What are job arrays?

A resource manager or scheduler that support job arrays typically exposes a task identifier to the job script as an environment variable. This is simply a number out of a range specified when the job is submitted.

For the resource managers and schedulers supported by atools, that would be * PBS_ARRAYID for PBS torque, * MOAB_JOBARRAYINDEX for Adaptive's Moab, and * SGE_TASKID for SUN Grid Engine (SGE), * SLURM_ARRAY_TASK_ID for Slurm workload manager.

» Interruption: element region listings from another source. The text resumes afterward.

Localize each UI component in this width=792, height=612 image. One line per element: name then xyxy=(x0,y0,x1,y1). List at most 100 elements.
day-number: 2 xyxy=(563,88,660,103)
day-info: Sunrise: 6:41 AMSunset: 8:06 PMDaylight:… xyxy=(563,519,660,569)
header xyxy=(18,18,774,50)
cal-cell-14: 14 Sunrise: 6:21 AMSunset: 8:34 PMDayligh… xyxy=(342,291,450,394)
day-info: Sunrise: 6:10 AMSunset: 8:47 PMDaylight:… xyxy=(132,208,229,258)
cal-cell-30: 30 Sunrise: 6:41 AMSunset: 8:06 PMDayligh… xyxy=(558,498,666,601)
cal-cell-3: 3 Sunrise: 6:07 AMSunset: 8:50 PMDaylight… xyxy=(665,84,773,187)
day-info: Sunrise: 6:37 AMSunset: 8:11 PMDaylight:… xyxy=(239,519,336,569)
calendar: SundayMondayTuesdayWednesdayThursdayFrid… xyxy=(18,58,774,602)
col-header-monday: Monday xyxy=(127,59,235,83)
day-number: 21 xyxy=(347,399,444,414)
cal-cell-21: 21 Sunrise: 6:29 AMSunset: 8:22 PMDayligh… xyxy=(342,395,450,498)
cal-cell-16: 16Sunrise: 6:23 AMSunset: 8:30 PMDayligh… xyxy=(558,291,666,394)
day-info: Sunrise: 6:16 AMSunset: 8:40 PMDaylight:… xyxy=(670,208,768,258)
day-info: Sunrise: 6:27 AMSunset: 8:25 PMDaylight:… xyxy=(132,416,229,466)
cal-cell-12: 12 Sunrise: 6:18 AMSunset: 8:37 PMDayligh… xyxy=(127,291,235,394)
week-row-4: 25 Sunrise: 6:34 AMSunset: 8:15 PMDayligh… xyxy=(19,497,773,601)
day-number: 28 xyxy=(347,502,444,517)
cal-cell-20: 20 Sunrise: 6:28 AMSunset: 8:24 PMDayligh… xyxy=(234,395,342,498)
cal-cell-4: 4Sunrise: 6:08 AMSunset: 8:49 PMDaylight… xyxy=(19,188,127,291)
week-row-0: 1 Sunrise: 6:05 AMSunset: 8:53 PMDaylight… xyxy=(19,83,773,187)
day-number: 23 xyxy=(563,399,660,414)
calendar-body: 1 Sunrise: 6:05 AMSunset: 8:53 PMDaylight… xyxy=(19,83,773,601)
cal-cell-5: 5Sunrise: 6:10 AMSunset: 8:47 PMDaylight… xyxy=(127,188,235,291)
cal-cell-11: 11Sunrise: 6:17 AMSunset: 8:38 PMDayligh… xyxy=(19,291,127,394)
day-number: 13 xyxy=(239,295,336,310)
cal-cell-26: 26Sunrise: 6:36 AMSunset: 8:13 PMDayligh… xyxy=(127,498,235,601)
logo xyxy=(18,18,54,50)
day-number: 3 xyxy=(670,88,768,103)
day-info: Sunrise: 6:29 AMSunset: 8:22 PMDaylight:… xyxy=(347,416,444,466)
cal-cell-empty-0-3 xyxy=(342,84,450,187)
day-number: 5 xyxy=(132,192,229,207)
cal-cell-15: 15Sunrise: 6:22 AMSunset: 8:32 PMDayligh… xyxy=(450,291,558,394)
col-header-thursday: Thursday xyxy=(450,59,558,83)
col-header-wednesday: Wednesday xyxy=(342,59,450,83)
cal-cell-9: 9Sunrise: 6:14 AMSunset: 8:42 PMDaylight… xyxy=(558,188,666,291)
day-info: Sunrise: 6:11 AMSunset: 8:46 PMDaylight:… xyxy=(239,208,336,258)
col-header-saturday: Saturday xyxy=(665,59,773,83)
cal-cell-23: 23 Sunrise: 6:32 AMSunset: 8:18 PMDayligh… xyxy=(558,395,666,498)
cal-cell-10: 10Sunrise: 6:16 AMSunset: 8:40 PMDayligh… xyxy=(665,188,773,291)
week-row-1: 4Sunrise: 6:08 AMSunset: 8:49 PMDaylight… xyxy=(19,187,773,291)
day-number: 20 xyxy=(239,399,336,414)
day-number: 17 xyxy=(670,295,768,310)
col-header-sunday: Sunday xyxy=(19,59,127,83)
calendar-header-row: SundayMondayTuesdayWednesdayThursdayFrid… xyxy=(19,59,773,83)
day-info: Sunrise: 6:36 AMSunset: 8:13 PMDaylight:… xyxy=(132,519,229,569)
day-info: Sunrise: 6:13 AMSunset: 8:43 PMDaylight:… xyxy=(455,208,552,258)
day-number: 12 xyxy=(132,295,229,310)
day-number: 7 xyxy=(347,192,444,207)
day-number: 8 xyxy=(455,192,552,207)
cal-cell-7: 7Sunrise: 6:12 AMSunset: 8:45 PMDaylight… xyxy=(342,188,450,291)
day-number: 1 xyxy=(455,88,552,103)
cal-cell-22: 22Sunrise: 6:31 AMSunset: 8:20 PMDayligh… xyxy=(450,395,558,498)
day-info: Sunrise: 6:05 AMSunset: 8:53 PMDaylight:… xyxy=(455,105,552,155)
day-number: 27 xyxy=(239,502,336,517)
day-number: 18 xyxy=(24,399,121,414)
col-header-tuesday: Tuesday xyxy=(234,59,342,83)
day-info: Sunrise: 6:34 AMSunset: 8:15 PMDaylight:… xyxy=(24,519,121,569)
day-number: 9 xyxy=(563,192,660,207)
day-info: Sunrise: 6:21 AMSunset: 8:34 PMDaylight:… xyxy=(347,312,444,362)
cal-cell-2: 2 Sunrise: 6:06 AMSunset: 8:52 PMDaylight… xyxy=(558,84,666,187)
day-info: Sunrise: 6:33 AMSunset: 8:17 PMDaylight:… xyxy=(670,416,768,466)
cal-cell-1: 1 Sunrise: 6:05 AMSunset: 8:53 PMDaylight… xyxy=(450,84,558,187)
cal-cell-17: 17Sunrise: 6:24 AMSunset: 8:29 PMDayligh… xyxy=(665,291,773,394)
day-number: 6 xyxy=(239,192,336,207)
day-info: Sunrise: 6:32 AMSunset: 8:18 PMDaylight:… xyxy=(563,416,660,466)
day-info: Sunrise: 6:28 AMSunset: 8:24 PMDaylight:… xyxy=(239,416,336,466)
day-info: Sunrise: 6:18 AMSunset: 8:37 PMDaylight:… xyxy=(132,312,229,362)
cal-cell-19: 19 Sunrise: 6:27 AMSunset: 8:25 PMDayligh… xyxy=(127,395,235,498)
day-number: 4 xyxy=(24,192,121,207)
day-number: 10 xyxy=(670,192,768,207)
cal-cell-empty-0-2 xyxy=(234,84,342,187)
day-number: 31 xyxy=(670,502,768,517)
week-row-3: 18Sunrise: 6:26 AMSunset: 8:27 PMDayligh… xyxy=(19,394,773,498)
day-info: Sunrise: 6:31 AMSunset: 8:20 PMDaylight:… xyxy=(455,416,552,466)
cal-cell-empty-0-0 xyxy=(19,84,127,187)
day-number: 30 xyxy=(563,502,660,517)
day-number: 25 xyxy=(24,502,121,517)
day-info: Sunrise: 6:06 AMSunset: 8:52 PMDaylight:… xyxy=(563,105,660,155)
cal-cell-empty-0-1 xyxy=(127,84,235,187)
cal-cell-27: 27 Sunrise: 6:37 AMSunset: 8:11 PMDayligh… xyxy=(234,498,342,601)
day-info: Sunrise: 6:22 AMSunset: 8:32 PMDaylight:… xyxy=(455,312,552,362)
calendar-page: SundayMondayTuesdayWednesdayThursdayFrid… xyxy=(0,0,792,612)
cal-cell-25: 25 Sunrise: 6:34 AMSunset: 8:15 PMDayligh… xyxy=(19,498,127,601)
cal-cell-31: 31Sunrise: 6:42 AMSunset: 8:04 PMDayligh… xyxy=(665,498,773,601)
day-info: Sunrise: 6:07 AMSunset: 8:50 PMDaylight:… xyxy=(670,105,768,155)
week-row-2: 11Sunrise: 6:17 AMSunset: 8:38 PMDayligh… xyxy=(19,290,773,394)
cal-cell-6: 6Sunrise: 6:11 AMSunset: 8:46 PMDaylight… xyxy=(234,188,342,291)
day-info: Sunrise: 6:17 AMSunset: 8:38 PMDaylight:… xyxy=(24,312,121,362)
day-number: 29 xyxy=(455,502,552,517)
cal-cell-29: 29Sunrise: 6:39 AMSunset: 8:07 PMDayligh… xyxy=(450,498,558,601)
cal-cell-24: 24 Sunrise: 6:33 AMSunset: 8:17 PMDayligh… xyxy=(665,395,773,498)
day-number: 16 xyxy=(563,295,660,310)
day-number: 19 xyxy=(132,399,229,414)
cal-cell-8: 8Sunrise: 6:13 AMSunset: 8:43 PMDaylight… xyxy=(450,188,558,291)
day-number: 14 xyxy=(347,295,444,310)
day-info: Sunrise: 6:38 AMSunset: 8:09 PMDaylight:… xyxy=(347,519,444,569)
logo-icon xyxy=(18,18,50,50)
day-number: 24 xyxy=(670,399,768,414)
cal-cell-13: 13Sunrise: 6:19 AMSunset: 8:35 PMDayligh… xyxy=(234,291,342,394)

Typically, this task identifier is then use to determine, e.g., the specific input file for this task in the job script:

...
INPUT_FILE="input-${PBS_ARRAYID}.csv"
...

Submitting arrays jobs is quite simple. For each of the supported queue systems and schedulers, one simply adds the -t <int-range> options to the submission command, qsub for PBS torque and SUN grid engine, msub for Moab, e.g., for PBS torque:

$ qsub  -t 1-250  bootstrap.pbs

The submission command above would create a job array of 250 tasks, and for each the PBS_ARRAYID environment variable would be assigned a unique value between 1 and 250, inclusive.

Although job arrays provide sufficient features for simple scenarios, it quickly becomes a nuisance for more sophisticated problems, especially in parameter exploration type computations. atools aims to eliminate as much as possible of the boiler plate code you have to write over and over again.